Together Again

We meet twice a year and last week there were nine of us, meeting – appropriately – in a run-down pub in Derby due for demolition. In the mid nineteen fifties we were trained for the Methodist ministry in a college in Bristol.
The origin and the job is all that we have in common, for we have moved to various places and developed our own lives and personal faith in different directions. Although now only a few of us are still alive or able to travel, we are in touch with others of our years, and we were able to share news about them.
We sat in a circle like the students we once were, presided over by the eldest of us, who had convened the meeting. Then, and later at lunch, we talked a bit about ourselves. Some of us still preach on Sundays, others no longer do so. Some still drive their cars, ‘but only locally’, others rely on public transport. We assumed that we carried the aches and pains that accompany old age, but mostly didn’t throw our woes and whinges at each other.

Our responses were slow, and sometimes questions had to be repeated, but in the main we were good examples of care by the National Health Service.

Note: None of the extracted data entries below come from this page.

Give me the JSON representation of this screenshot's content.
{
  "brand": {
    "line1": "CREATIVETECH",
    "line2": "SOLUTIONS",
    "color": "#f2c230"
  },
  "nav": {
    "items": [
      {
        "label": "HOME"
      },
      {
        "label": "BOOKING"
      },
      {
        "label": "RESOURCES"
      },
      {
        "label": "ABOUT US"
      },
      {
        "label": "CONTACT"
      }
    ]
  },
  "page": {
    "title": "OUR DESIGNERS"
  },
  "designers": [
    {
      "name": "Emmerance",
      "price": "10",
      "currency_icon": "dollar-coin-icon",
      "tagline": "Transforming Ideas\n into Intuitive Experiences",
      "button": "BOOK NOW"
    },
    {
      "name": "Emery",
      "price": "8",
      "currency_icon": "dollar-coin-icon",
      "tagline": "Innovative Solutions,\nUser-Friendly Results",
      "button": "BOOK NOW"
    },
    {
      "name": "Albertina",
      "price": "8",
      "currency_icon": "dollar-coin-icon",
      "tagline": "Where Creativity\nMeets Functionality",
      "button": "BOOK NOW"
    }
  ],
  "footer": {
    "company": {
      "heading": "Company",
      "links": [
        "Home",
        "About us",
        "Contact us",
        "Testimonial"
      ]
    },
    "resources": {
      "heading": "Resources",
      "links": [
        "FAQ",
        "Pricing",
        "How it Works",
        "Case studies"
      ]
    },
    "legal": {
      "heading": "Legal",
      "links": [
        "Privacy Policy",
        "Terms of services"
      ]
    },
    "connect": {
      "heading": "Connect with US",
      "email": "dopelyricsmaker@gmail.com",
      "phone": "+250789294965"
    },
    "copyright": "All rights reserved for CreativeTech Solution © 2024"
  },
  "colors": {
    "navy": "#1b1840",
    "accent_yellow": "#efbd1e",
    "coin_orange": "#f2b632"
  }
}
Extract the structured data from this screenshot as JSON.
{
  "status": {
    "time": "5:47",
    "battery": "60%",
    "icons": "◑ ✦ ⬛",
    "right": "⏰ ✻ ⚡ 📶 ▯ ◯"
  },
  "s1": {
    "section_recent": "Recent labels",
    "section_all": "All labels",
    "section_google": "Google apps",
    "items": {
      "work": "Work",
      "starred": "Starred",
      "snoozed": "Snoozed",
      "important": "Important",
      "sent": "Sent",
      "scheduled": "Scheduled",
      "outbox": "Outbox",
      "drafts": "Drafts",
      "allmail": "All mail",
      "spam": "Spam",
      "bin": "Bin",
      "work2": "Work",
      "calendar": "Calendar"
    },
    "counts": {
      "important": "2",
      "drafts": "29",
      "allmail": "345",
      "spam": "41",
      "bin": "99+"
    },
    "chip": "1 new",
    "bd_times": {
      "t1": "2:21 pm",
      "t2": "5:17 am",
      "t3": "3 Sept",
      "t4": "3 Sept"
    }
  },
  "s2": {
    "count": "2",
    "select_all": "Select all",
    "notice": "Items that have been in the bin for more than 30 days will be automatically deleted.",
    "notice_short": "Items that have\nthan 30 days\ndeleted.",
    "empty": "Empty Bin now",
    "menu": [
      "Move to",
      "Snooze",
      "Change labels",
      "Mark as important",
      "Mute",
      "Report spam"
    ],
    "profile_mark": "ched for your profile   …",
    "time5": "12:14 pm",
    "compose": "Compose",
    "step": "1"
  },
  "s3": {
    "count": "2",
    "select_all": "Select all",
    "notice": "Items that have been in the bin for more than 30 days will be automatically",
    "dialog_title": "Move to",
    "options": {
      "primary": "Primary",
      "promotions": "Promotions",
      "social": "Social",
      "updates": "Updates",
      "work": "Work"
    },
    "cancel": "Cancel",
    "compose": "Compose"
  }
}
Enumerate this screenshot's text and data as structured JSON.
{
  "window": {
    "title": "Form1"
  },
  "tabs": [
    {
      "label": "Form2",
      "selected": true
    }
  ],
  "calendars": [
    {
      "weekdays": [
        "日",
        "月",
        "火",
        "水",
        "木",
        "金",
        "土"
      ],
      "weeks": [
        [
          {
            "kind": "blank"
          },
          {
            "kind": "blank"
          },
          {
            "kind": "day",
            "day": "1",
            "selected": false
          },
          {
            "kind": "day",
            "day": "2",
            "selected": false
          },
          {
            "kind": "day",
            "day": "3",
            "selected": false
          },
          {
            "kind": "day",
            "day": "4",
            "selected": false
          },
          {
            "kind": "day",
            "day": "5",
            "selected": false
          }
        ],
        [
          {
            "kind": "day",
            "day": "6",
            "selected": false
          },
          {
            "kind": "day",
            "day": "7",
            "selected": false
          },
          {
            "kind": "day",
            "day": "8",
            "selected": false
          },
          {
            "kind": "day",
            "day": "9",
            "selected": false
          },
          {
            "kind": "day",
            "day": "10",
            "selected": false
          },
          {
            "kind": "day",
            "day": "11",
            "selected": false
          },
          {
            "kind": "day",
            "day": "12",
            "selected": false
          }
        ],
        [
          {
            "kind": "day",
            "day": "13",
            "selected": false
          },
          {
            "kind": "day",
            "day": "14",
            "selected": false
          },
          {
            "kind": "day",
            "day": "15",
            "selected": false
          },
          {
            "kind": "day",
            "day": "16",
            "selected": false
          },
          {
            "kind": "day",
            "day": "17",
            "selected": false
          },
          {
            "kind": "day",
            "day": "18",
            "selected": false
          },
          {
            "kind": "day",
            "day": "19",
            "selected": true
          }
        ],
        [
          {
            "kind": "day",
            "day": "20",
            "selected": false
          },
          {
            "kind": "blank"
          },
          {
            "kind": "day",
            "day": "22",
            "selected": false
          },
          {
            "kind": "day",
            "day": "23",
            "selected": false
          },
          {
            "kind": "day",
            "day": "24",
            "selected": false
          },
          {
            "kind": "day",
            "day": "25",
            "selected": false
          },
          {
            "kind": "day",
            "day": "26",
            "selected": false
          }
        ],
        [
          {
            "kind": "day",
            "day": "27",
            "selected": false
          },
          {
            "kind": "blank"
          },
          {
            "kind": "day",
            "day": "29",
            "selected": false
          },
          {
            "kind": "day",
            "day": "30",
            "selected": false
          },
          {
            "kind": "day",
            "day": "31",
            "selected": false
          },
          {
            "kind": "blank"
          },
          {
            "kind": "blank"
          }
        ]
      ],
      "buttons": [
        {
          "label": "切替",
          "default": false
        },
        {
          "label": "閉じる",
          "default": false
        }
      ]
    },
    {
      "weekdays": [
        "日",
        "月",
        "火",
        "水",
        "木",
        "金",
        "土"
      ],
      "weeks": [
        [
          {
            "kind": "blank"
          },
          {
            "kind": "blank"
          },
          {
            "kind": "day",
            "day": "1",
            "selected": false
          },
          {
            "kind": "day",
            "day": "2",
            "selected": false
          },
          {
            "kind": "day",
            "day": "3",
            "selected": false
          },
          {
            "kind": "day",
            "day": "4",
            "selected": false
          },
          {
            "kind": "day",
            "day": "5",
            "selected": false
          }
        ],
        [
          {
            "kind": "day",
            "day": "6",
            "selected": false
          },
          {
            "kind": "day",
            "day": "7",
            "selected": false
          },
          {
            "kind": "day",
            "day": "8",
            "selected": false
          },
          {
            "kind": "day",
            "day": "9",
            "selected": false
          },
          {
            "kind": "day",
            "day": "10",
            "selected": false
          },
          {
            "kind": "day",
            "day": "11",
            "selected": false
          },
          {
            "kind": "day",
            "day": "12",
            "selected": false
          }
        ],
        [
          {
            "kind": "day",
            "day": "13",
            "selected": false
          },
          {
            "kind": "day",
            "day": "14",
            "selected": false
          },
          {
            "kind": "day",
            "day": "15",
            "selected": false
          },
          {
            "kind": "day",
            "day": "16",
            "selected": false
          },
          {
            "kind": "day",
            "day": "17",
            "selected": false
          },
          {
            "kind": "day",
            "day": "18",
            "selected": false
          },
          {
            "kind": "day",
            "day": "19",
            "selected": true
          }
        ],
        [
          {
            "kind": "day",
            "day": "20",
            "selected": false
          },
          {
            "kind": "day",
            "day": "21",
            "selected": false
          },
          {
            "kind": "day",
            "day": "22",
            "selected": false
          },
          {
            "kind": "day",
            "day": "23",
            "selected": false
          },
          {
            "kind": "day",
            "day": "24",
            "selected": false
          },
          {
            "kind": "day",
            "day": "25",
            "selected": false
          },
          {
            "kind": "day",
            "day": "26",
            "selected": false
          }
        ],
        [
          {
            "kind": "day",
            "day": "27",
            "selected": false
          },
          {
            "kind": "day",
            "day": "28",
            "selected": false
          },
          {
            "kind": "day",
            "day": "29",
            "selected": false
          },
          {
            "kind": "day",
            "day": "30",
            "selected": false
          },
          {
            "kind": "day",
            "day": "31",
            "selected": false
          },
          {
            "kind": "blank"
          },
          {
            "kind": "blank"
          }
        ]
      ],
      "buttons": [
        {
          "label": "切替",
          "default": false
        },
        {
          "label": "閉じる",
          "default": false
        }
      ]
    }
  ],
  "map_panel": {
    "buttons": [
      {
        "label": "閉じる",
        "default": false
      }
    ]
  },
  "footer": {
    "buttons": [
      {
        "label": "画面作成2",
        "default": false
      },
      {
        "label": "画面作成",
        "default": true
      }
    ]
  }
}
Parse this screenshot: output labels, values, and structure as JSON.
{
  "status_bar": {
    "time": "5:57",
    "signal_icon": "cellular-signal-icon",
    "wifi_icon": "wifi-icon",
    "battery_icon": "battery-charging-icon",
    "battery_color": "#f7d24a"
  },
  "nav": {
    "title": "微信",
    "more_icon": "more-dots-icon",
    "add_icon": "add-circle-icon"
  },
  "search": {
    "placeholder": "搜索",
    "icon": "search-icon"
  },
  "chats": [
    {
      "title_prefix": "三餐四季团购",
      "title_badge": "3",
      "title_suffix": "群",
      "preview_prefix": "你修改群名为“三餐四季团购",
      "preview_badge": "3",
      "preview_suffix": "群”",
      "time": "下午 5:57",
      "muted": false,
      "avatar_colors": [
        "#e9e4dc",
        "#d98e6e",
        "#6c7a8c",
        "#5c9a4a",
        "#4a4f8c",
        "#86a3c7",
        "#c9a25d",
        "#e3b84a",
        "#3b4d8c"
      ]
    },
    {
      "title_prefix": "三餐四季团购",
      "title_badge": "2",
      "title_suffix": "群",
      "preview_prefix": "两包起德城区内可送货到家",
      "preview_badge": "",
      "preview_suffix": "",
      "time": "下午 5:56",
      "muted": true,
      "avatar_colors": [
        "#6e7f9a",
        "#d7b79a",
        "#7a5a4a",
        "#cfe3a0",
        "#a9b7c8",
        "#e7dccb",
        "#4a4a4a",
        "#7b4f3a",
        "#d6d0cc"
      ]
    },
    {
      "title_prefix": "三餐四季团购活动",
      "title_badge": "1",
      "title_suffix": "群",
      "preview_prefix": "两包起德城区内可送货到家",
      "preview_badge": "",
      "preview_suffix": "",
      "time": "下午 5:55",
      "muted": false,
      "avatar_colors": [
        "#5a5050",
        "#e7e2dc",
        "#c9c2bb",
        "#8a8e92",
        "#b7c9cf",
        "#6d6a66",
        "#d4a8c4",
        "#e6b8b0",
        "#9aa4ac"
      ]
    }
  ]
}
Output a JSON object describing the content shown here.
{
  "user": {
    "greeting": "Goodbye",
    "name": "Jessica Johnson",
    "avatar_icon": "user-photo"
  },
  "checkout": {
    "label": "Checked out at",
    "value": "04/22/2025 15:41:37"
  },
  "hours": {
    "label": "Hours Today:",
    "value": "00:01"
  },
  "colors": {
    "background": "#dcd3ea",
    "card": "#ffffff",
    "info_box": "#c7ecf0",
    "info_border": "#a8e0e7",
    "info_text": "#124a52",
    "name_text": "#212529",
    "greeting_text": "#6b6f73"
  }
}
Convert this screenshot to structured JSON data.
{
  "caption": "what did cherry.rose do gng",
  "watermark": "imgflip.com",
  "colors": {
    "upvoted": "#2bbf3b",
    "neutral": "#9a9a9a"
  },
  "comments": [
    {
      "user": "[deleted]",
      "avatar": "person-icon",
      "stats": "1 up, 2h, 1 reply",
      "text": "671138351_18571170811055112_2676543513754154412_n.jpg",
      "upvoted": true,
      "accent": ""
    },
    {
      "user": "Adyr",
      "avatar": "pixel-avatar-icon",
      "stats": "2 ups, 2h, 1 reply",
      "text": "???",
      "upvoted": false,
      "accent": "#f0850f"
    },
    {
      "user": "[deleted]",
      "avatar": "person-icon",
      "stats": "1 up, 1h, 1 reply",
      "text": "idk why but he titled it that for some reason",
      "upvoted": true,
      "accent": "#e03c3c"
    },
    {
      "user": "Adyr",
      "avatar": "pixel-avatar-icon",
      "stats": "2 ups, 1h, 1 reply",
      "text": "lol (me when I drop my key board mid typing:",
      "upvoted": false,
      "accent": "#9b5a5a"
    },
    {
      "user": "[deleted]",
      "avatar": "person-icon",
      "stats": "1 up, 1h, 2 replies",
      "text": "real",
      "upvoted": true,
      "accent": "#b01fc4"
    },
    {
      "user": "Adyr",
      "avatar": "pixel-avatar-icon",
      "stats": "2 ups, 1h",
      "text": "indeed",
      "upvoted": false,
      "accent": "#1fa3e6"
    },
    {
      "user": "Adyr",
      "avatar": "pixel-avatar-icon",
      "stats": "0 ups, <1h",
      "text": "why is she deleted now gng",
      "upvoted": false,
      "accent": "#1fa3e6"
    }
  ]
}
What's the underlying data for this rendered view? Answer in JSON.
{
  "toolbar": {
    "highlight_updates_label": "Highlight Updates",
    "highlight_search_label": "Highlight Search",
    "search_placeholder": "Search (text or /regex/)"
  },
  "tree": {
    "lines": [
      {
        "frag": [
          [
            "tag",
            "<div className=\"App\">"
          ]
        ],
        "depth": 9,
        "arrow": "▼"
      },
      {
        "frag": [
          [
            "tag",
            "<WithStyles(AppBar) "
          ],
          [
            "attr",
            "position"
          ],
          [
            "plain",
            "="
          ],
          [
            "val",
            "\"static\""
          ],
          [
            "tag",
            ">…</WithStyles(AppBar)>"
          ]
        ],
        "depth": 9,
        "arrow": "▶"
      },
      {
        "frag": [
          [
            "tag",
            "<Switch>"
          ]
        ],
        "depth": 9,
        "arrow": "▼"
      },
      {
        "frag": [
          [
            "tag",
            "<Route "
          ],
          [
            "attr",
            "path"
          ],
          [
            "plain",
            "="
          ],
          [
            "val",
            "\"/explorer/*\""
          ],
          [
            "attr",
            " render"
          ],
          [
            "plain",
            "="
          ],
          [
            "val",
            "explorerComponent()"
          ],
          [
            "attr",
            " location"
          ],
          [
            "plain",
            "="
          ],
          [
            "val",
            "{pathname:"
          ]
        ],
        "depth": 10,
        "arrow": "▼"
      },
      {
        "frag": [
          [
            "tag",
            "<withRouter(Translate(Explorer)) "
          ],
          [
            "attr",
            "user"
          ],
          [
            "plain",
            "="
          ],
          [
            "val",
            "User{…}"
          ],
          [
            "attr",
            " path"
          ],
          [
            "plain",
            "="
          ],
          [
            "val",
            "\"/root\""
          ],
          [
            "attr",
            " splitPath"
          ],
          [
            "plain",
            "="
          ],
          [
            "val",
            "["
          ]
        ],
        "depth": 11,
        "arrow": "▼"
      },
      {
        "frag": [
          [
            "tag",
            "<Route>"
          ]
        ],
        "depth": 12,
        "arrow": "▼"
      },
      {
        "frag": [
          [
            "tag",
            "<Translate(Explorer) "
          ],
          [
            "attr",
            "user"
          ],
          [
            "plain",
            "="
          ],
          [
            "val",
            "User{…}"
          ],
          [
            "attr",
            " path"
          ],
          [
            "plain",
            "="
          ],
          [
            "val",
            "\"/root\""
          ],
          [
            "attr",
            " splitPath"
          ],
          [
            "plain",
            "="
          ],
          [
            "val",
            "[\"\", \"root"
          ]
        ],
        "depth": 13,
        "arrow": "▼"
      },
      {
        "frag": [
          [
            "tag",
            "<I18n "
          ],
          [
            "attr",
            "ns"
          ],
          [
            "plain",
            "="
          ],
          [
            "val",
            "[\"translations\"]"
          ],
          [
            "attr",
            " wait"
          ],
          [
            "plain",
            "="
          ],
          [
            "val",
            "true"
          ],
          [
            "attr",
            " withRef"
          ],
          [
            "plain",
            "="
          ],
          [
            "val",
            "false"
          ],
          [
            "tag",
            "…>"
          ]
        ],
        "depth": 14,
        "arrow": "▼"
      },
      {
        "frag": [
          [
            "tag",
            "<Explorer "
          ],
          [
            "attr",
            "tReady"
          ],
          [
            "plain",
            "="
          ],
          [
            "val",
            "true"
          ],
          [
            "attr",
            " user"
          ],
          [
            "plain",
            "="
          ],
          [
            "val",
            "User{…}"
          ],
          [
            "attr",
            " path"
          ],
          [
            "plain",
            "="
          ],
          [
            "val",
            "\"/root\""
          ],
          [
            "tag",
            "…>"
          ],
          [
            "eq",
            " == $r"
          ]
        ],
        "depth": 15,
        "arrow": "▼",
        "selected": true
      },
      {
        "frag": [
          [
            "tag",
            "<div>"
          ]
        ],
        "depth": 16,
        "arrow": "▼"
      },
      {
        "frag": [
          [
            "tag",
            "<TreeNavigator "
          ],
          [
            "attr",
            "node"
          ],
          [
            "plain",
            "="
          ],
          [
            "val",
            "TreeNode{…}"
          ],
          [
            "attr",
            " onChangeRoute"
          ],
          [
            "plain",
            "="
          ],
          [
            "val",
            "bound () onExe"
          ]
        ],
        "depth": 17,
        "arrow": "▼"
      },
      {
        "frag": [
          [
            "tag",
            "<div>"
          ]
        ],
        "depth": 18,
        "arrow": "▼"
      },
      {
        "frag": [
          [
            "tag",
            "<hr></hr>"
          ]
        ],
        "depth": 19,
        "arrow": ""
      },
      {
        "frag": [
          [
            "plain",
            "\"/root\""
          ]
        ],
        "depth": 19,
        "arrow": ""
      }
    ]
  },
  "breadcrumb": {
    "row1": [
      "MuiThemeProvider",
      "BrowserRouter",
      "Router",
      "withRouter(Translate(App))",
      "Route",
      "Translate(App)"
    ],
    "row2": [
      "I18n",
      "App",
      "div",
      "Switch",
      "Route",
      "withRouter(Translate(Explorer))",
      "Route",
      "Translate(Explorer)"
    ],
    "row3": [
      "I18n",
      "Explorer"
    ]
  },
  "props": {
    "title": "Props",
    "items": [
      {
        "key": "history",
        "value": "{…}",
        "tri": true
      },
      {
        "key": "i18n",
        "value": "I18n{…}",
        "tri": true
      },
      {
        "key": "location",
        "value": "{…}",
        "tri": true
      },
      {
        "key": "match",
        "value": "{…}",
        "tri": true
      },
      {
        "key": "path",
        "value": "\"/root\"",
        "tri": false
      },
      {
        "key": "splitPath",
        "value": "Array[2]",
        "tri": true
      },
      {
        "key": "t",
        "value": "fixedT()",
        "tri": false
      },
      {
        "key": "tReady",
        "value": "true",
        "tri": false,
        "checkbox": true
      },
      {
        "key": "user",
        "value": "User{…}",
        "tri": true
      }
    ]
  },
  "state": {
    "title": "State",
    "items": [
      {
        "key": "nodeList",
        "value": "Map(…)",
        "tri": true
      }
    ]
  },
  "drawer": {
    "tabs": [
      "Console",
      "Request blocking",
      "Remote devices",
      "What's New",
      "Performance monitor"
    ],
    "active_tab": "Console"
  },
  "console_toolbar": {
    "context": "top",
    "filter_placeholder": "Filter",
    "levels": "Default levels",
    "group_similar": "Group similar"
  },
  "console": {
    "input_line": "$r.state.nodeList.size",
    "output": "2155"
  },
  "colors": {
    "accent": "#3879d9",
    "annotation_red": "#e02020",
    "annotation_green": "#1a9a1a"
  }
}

It was a quiet meeting. I think we were a little shy, recovering relationships that belong to the past and give little room for exploration. We were very polite with nothing of the ‘telling it how it is’ sort of relationships we may once have had. There was little opportunity for social and political conversation, so we weren’t changing the world as with more time together we might have contemplated doing. However we managed to employ the habit of old people at regretting that some things aren’t what they used to be – a promising field for anyone involved in church life! Mostly I thought we were loyal to our field of work, and I tried to curb my natural tendency to dissent from the majority view.

After lunch we listened to one of the group who is now a Quaker and no longer in the ministry. Chris talked about language. He is involved in the World Community for Christian Meditation – a new connection for me, but is also interested in the Progressive Christianity Network which is more my style.
He has become intrigued about the difference between the early Aramaic versions of the New Testament, which was the language of Jesus : more free and evocative than the more prosaic Greek from which our translations derive, and which could felicitate a more flexible and less dogmatic belief.

I think it was quite something that this little collection of old boys huddled together in a worn out pub, were able to give time not just to nostalgia (there wasn’t so much of that), but even more for new thinking.